13.10.07

Adeus, amigos

Levantei-me tarde, porque mais do que precisar, senti que merecia dormir. Acabei agora de almoçar, o meu garoto mais novo a partilhar comigo o gosto de não gostarmos de alface a não ser sem tempero, a adorarmos carne assada fatiada mas fria, a promessa do irmos daqui a pouco dar uma volta pelo jardim aqui em frente, e passarmos pela loja do chinês, em busca de frascos para o armário da nossa despensa.
Sentei-me a folhear jornais que compro para os olhar em diagonal, o mundo que me interessa reduzido a muito pouco.
Foi então que tudo aconteceu. Atónito, vejo numa página a fotografia do Fausto Correia e a do João Coito. Mortos. Mortos como o Raúl Durão que conhecia pior. Não sabia, ninguém me disse, não li, sufocado de trabalho, soterrado de obrigações.

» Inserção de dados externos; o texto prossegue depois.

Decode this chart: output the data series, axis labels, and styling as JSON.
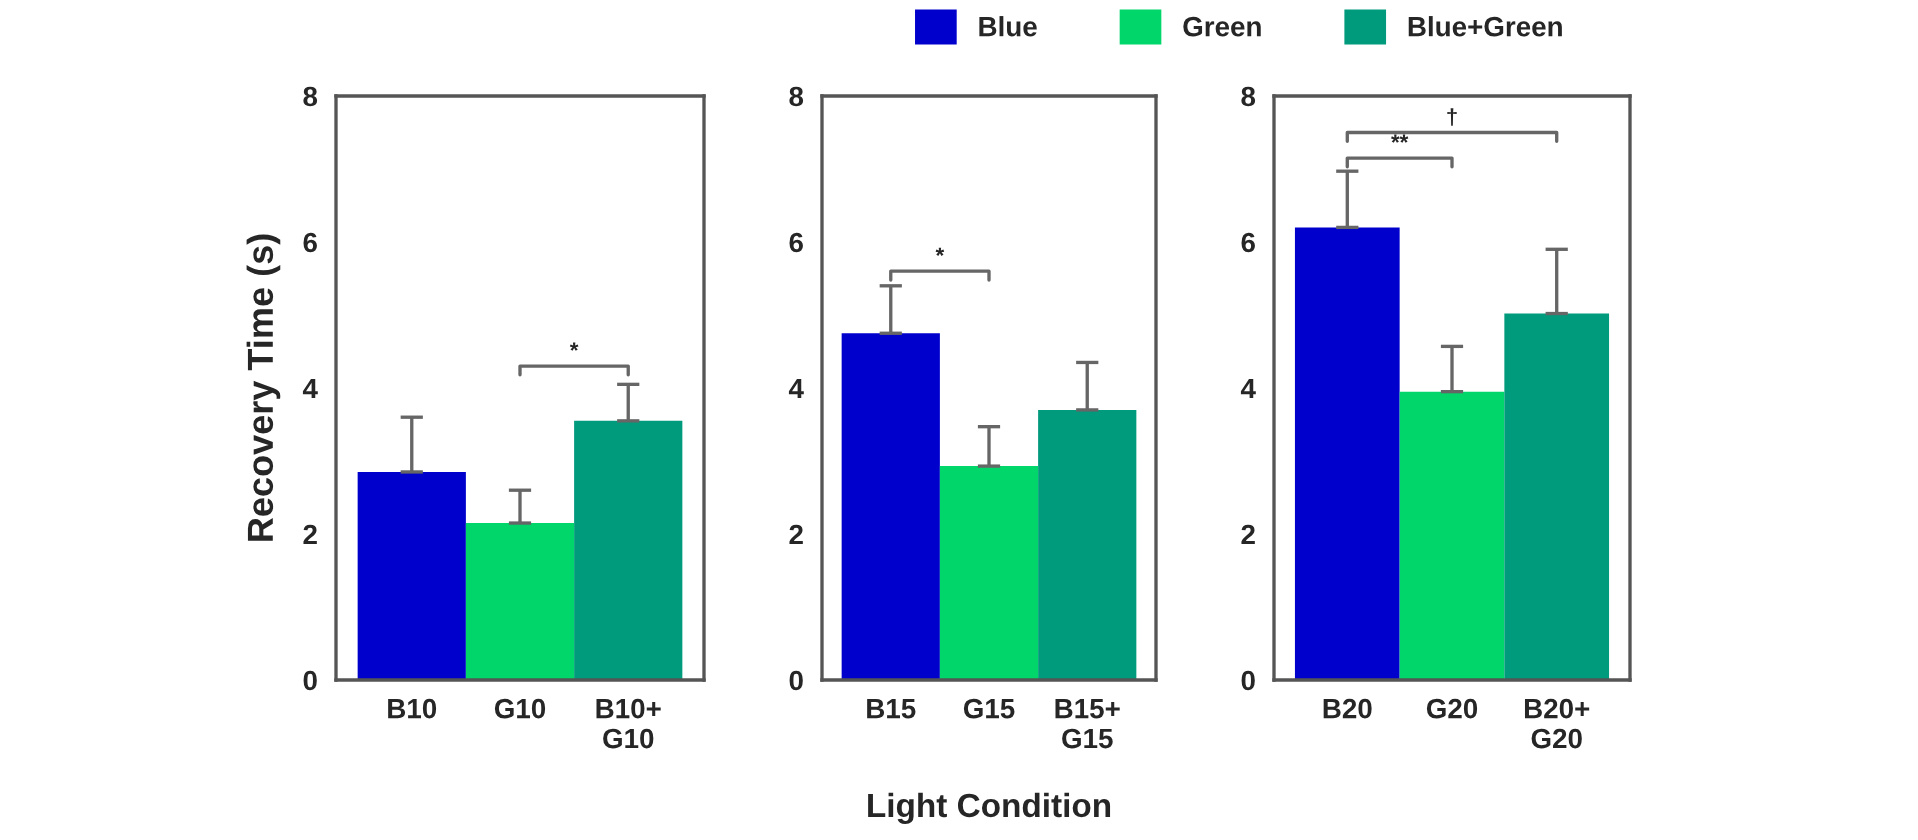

Uma densa tristeza povoa-me a alma. Por segundos vi-me ali, morto também, velando-lhes o corpo ido, mais mortos do que é possível morrer-se.
Conheci ambos. Do Fausto recebia sempre uma palavra todas as vezes que lhe escrevia, sempre que era uma ocasião. Maçon, conhecemo-nos independentemente disso, socialista, admirava-o mesmo quando eu já renegava o partido que do socialismo usurpa hoje o nome. Via nele a arte de viver este mundo, disponível para todos os mundos possíveis, a bonomia feita acção, a Coimbra boémia, sedutora como miragem.
Do João Coito recebi sempre uma palavra de estima, de apreço, de admiração, mesmo quando soube que lhe era difícil manifestá-la. Católico, consevador, ensinou-me o que é escrever, o que é saber carregar a fundo sobre o injusto e o indesejável, com elegância, boas maneiras e requintada educação. Combinámos jantar, o convite mantinha-se, adiava-se, lembrava-me disso cada vez que a minha mãe me telefonava, orgulhosa, a dizer «José António, o João Coito, falou outra vez bem de ti».
Vou sair. Talvez o jardim, a loja do chinês, os frascos para a minha despensa, me ajudem por uma horas à ilusão que é estar-se ainda vivo, perdido o momento de escrever ao Fausto, de telefonar ao João, adeus amigos, que isto de se estar triste é uma coisa que não mereceis. Adeus, adeus.